My work involves downloading RNA-seq data from NCBI-SRA and its analysis to find DE genes. In such a case is it advisable to select data from different sequencers? For example data sequenced from Illumina HiSeq 1500, 2000 and 2500.
Also if same sequencer but different library preparation methods.
I was wondering if we could pre-process, align and count each data separately and then go for DE analysis.
It depends on your question of the study. If it is a data-driven study that tries to account for sequencing batches then Approach 1 is better suited. If its more in line with a biological hypothesis Approach 2 is ideal when Approach 1 upon correction does not yield a meaningful answer to your biological question you are trying to address. I would put a few suggestions here
If you want to interrogate a specific study that has different
layers of data coming from different machines and sequenced by different operators with different library preparation, you will risk for batch effects. Now if you have apriori information of the batches in this data you can model around them using combat and if not then you will need something like SVA or RUVSeq.
To perform the one above you will need to download raw fastq files
from the study in SRA that you are interested. Quantify all the
samples together with the aligner or mapper of your interest
providing the proper information of libType (as Salmon/Kallisto
Prepare your meta-information files with information about tissue
types, operators, batch info and libtype. Once you have the total
count table of all your data you can normalize the counts to logCPM
and perform a PCA bi-plot of MDS to see if your biological
hypothesis is holding strongly or the batches. If batches do then
you will have to correct for it or you them as information of
covariates and perform your DE analysis. This can be possible but
keep in mind if your batch effects and libType are too strong of
confounders then corrections will not be great and a chance of
overfitting comes into play.
Alternatively one can perform separately the DE analysis for each of the labs or studies(provided each study has enough samples for DE analysis) so and then compare the DEGs that are in common and try to reason the biological question you want to address. Keep in mind you might have also low overlaps.

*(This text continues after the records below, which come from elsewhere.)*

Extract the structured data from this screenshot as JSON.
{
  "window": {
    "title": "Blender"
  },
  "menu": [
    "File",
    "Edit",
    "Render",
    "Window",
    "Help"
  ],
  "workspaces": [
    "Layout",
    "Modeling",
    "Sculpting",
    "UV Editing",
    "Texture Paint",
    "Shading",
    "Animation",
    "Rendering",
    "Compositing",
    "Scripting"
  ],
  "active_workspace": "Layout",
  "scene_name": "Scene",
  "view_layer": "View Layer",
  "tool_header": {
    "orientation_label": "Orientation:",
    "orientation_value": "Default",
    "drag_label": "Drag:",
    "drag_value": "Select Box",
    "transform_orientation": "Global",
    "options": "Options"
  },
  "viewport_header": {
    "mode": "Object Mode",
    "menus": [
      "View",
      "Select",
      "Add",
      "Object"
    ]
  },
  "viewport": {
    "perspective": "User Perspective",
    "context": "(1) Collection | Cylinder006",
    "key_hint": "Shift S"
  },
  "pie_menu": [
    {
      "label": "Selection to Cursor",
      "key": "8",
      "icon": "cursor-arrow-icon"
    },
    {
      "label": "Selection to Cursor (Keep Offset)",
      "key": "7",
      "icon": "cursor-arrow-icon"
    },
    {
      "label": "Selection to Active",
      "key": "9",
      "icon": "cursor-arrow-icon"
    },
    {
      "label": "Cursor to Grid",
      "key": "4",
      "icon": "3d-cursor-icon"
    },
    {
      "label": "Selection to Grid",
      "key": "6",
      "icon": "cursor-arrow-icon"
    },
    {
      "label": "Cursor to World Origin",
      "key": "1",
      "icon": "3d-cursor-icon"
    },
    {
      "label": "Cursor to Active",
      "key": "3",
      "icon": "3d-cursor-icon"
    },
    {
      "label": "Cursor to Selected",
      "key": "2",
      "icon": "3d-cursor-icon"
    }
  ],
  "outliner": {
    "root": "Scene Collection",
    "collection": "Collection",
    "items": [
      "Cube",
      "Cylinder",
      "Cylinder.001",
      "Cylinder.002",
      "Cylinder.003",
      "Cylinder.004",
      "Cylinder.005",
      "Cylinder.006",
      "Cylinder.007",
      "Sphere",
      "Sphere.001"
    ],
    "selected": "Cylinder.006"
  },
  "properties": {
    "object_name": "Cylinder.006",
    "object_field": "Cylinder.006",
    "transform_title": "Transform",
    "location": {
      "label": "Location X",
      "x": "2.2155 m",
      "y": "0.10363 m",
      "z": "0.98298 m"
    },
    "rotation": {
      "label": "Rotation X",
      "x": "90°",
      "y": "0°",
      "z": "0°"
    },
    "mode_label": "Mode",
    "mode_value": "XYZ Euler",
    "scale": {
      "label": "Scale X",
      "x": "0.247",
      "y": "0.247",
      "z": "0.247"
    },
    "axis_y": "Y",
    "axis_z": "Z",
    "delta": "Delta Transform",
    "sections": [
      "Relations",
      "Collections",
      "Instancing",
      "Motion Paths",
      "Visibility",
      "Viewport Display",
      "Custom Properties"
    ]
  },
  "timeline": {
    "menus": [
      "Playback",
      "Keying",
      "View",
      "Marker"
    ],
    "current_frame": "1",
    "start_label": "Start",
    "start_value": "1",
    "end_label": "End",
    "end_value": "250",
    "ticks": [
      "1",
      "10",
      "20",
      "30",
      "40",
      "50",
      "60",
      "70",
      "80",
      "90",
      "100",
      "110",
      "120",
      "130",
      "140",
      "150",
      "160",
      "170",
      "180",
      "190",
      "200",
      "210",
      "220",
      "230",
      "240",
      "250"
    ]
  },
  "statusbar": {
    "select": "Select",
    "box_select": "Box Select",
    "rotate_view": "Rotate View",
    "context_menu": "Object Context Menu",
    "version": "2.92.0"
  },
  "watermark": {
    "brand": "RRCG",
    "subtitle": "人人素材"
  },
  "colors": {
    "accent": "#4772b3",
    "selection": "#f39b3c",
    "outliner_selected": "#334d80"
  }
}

It is a very broad question. As of now, I can suggest these 2 approaches but unless you interrogate the data and perform a preliminary exploratory analysis, it is difficult to say. If the data are very homogenous and batch effects do not mask the real biological differences approach 1 should work as well for meaniningful hypothesis and even for that matter approach 2.
If you mean you can compare group A with library prep 1 on HiSeq 1500 versus group B with library prep 2 on HiSeq 2000: no, the technical variability between sequencers (and definitely between kits) is too big. Better to keep everything the same and only compare within-run/within-experiment.